Yüzü gevşedi, omuzları düştü. "Ophelia..." dedi yarı duyulur bir sesle, yanıma vardığında çözülen diz bağlarıyla yere düştü.

O ana kadar uyuşukluğundan hareket edemeyen bedenim, onun düşüşüyle canlandı ve onu yakalamak için öne atıldı. Kollarından tutarak yanına çöktüm. "Hey, iyi misin?"

Başını belli belirsiz salladı ve sanki yıllar sonra ilk kez görmüş gibi inceledi yüzümü. Kafamı çevirip buna son vermek istedim ama aynı zamanda rüyamdaki Metias'ı yanılttığı düşüncesiyle bunu yapmamam gerektiğini düşünüyordum.

Henüz kesilmiş sakallarının pusu kurduğu yanağını okşadım şefkatli bir gülümsemeyle. "Neden bu kadar korktun, bir sorun mu var?"

"Ben sandım ki-beni bıraktın sandım." Yüzünü elime yaslayıp gözlerini yumdu. İçimde sızlayan bir şeyin varlığını hissettim ve aynı zamanda onu kötü biri olmakla suçladığım için kendime kızdım. Karşımda bir çocuk gibi savunmasızdı daha birkaç saat öncesine kadar bir beton gibi tepkisiz olan bu adam.

"Üşüyeceksin, dedim uzun bir durgunluk sonrası, sana bir kazak getireyim."

Ayağa kalkmak istediğim sırada koluma yapışıp beni durdurdu. "Hayır, hayır gitme! Burada kal."

Heyecanı ve korkusu karşısında donup kalırken sadece onu onaylamakla yetinebildim.
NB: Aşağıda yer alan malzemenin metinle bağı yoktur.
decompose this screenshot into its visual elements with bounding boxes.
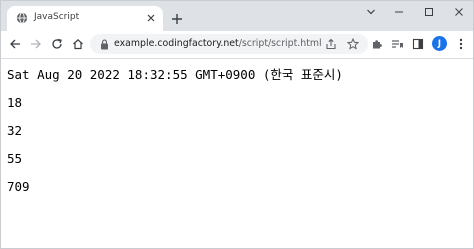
back-arrow-icon[interactable] xyxy=(7,36,23,52)
reading-list-icon[interactable] xyxy=(389,36,405,52)
url-host: example.codingfactory.net xyxy=(114,38,239,49)
forward-arrow-icon[interactable] xyxy=(28,36,44,52)
tab-title: JavaScript xyxy=(34,12,80,22)
side-panel-icon[interactable] xyxy=(410,36,426,52)
url-text: example.codingfactory.net/script/script.… xyxy=(114,38,322,49)
close-window-icon[interactable] xyxy=(449,4,469,20)
url-path: /script/script.html xyxy=(238,38,322,49)
profile-avatar[interactable]: J xyxy=(432,36,447,51)
address-bar[interactable]: example.codingfactory.net/script/script.… xyxy=(90,34,368,54)
home-icon[interactable] xyxy=(70,36,86,52)
maximize-icon[interactable] xyxy=(419,4,439,20)
output-minutes-line: 32 xyxy=(7,123,23,138)
share-icon[interactable] xyxy=(324,37,338,51)
close-tab-icon[interactable] xyxy=(145,12,157,24)
tab-javascript[interactable]: JavaScript xyxy=(7,6,163,31)
output-date-line: Sat Aug 20 2022 18:32:55 GMT+0900 (한국 표준… xyxy=(7,67,343,82)
extensions-puzzle-icon[interactable] xyxy=(369,36,385,52)
globe-icon xyxy=(16,12,28,24)
reload-icon[interactable] xyxy=(49,36,65,52)
output-hours-line: 18 xyxy=(7,95,23,110)
new-tab-icon[interactable] xyxy=(170,12,184,26)
tab-bar: JavaScript xyxy=(1,1,473,31)
lock-icon[interactable] xyxy=(99,38,109,50)
more-menu-icon[interactable] xyxy=(453,36,469,52)
tab-search-chevron-icon[interactable] xyxy=(361,4,381,20)
page-content: Sat Aug 20 2022 18:32:55 GMT+0900 (한국 표준… xyxy=(1,59,473,248)
toolbar: example.codingfactory.net/script/script.… xyxy=(1,31,473,59)
minimize-icon[interactable] xyxy=(389,4,409,20)
output-seconds-line: 55 xyxy=(7,151,23,166)
bookmark-star-icon[interactable] xyxy=(346,37,360,51)
output-milliseconds-line: 709 xyxy=(7,179,30,194)
browser-window: JavaScript example.codingfactory.net/scr… xyxy=(0,0,474,249)
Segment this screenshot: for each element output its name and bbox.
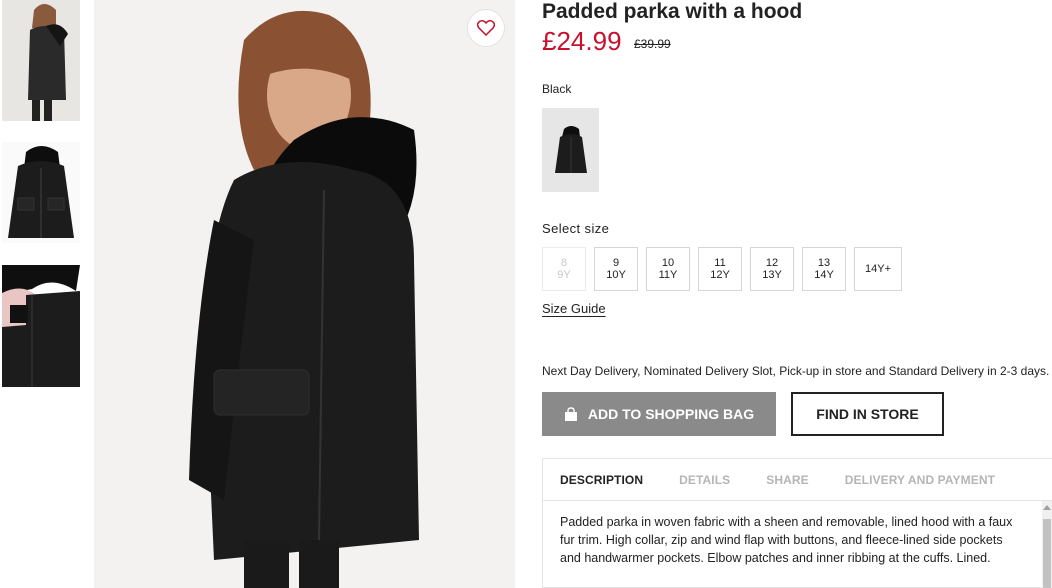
- size-option[interactable]: 14Y+: [854, 247, 902, 291]
- tab-share[interactable]: SHARE: [766, 473, 809, 487]
- size-option-top: 14Y+: [865, 263, 891, 275]
- size-option[interactable]: 10 11Y: [646, 247, 690, 291]
- size-option-top: 12: [765, 257, 779, 269]
- product-price: £24.99: [542, 26, 622, 56]
- main-product-image[interactable]: [94, 0, 515, 588]
- size-option-top: 8: [560, 257, 568, 269]
- heart-outline-icon: [477, 20, 495, 36]
- tab-delivery-and-payment[interactable]: DELIVERY AND PAYMENT: [845, 473, 995, 487]
- description-text: Padded parka in woven fabric with a shee…: [560, 515, 1013, 565]
- size-option[interactable]: 11 12Y: [698, 247, 742, 291]
- add-to-bag-label: ADD TO SHOPPING BAG: [587, 406, 755, 422]
- tab-details[interactable]: DETAILS: [679, 473, 730, 487]
- add-to-bag-button[interactable]: ADD TO SHOPPING BAG: [542, 392, 776, 436]
- size-option[interactable]: 12 13Y: [750, 247, 794, 291]
- select-size-label: Select size: [542, 221, 610, 236]
- size-options: 8 9Y 9 10Y 10 11Y 11 12Y 12 13Y 13 14Y 14Y+: [542, 247, 910, 291]
- description-scrollbar[interactable]: [1042, 501, 1052, 588]
- size-option-bottom: 14Y: [814, 269, 834, 281]
- color-swatch-black[interactable]: [542, 108, 599, 192]
- jacket-swatch-image: [554, 126, 587, 173]
- size-option-bottom: 10Y: [606, 269, 626, 281]
- shopping-bag-icon: [564, 407, 577, 421]
- size-option-top: 13: [817, 257, 831, 269]
- size-option-top: 9: [612, 257, 620, 269]
- size-option: 8 9Y: [542, 247, 586, 291]
- scrollbar-thumb[interactable]: [1043, 519, 1051, 588]
- product-tabs: DESCRIPTION DETAILS SHARE DELIVERY AND PAYM…: [543, 459, 1052, 501]
- color-name: Black: [542, 82, 572, 96]
- tab-description[interactable]: DESCRIPTION: [560, 473, 643, 487]
- size-option-bottom: 13Y: [762, 269, 782, 281]
- favorite-button[interactable]: [467, 9, 505, 47]
- thumbnail-hood-detail[interactable]: [2, 265, 80, 387]
- product-title: Padded parka with a hood: [542, 0, 803, 23]
- thumbnail-jacket-front[interactable]: [2, 142, 80, 243]
- thumbnail-model[interactable]: [2, 0, 80, 121]
- size-option-bottom: 9Y: [557, 269, 571, 281]
- scroll-up-arrow-icon[interactable]: [1043, 505, 1051, 510]
- size-option-bottom: 11Y: [658, 269, 678, 281]
- product-tabs-panel: DESCRIPTION DETAILS SHARE DELIVERY AND PAYM…: [542, 458, 1052, 588]
- product-old-price: £39.99: [634, 37, 671, 51]
- delivery-info: Next Day Delivery, Nominated Delivery Sl…: [542, 364, 1050, 378]
- size-option[interactable]: 9 10Y: [594, 247, 638, 291]
- size-option-bottom: 12Y: [710, 269, 730, 281]
- size-guide-link[interactable]: Size Guide: [542, 301, 606, 316]
- size-option-top: 10: [661, 257, 675, 269]
- find-in-store-button[interactable]: FIND IN STORE: [791, 392, 944, 436]
- size-option-top: 11: [714, 257, 726, 269]
- size-option[interactable]: 13 14Y: [802, 247, 846, 291]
Az önce oturduğum kanepeye geri oturduk ve haki yeşili battaniyeyle bedenlerimizi örttük.

Yan yana öylece durmak yerine, titreyerek karnımı sardı ve göğsüme yasladı kafasını. Hızlanmış nefeslerini nasıl dizginlemeye çalıştığını görüyordum.

Ne tepki vermem gerektiğini kestiremeden, sadece yaptığı şeylere izin vererek sonucu bekledim. Bedenini bedenime kenetleyip bir şeyler mırıldandı, ardından aniden kesildiği çok bariz olan uykusuna uzun bir uğraş sonucu geri döndü.

Ona yadımcı olmak adına saçlarını okşarken ben, o da adımı sıkça sayıkladığı ve onunla kalmam için yalvardığı kabuslar gördü.